Clash of cultures

In September of 1620 some 100 people ,mostly seeking religious freedom from the church of England set sail seeking the colony of Virginia. They traveled over on a ship known as the Mayflower where they were blown off their course. After a long voyage of 65 days, the refugees landed in cape- cod, present day Massachusetts. The settlers mostly lived on the Mayflower, while they built their new living quarters. A scouting party was later sent out and the new settlers landed in Plymouth Harbor that December.

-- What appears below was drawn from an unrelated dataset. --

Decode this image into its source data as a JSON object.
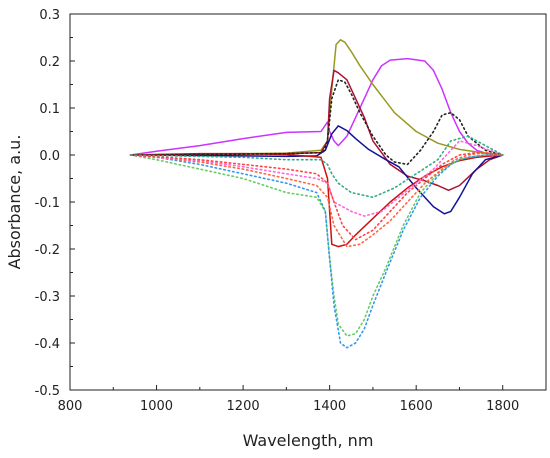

These settlers began to establish the first pure Christian colony of New England. The start of the Plymouth colony began. These settlers are known as Pilgrims. The Pilgrims would now face a dreadful first winter where nearly half of them died due to poor nutrition and housing that faltered in the harsh weather. Many of the pilgrims returned home and the pilgrims that stayed began establishing farms and a fur trade. To establish ground rules for governing they signed an agreement known as the Mayflower Compact.

The Mayflower Compact was an agreement that bounded each member of the Separatist group in Plymouth to obey majority rule to promise to defend one another from potential eviction; set a precedent for democratic rule in Massachusetts (“The Pilgrims”, 1996-3013). The Wampanoag people were the native inhabitants that lived around the area of the Plymouth Colony for some 10,000 years before the Europeans arrived. The Wampanoag people needed help fending off their rivals in the interior. If the Pilgrims would agree to ally with the Wampanoag’s then they could stay.

This was the choice given to them by the Wampanoag leader. Soon after the settlement, the Pilgrims came into contact with Squanto a English speaking native from the Pawtuxet tribe. Squanto was later seized by the men of John Smith for the purpose of enslavement. Squanto later managed to escape to find that his tribe had come to parish due to plague. He latter befriended the pilgrims and taught them to plant corn which had become their main crop. He also taught them where to fish and hunt beaver.

In the fall of 1621, the pilgrims shared a harvest feast with the Pokanokets tribe, which is the basis for today’s Thanksgiving Holiday (“The Pilgrims”, 1996-3013). The settlers were on the right course for permanent residency. In 1623, the pilgrims divided the land and only rewarded those who were willing to work hard enough. Due to all the hard work they were able to pay their debt back to the Virginia Company who helped finance the Mayflower and their travels to the new world. They also had the help of William Bradford who was one of the new settlers who set up a stable governmental self-rule.

William Bradford ruled with a strong level hand and consulted numerous colonists before making decisions. After attempting to turn the pilgrims against the Pokanoket tribe and trying to increase his power Squanto died. Other tribes were not quite disposed of the pilgrims and their relationship with Massasoit and the Pokanoket tribe. In 1629, English Puritans sought to formalize Massachusetts as a royal colony do to the progression of the Plymouth colony. As the Pilgrims began occupying more land, relations with the Native American tribes began deteriorating.

The natives were very unhappy that the settlers were beginning to occupy more and more due to them growing. Thus the King Phillip war began, which would tear apart New England. Phillip was the son of Massasoit and the chief of the Pokanoket tribe. Over 5,000 in habitants of New England were left dead and a third of them were natives. Many woman and men decided to follow the Pilgrims voyage to the new world due to the policies of religious belief by the King. Kind James1 and his successor eventually forced more and more people to follow behind the pilgrims in hopes of finding their religious haven.

Another 1,000 puritan refugees under the guidance of John Winthrop came to establish todays Boston in Massachusetts. Between the time period of 1630 and 1640 another 25,000 refugees would follow to come to their religious safe haven. Eventually the pilgrims of Plymouth failed to achieve lasting economic success. Fighting the king Phillips war was rather costly and damaged the already struggling economy of Plymouth. In 1692, King James II appointed a governor to rule over New England and Plymouth was merged into a larger entity of Massachusetts (“The Pilgrims”, 1996-3013).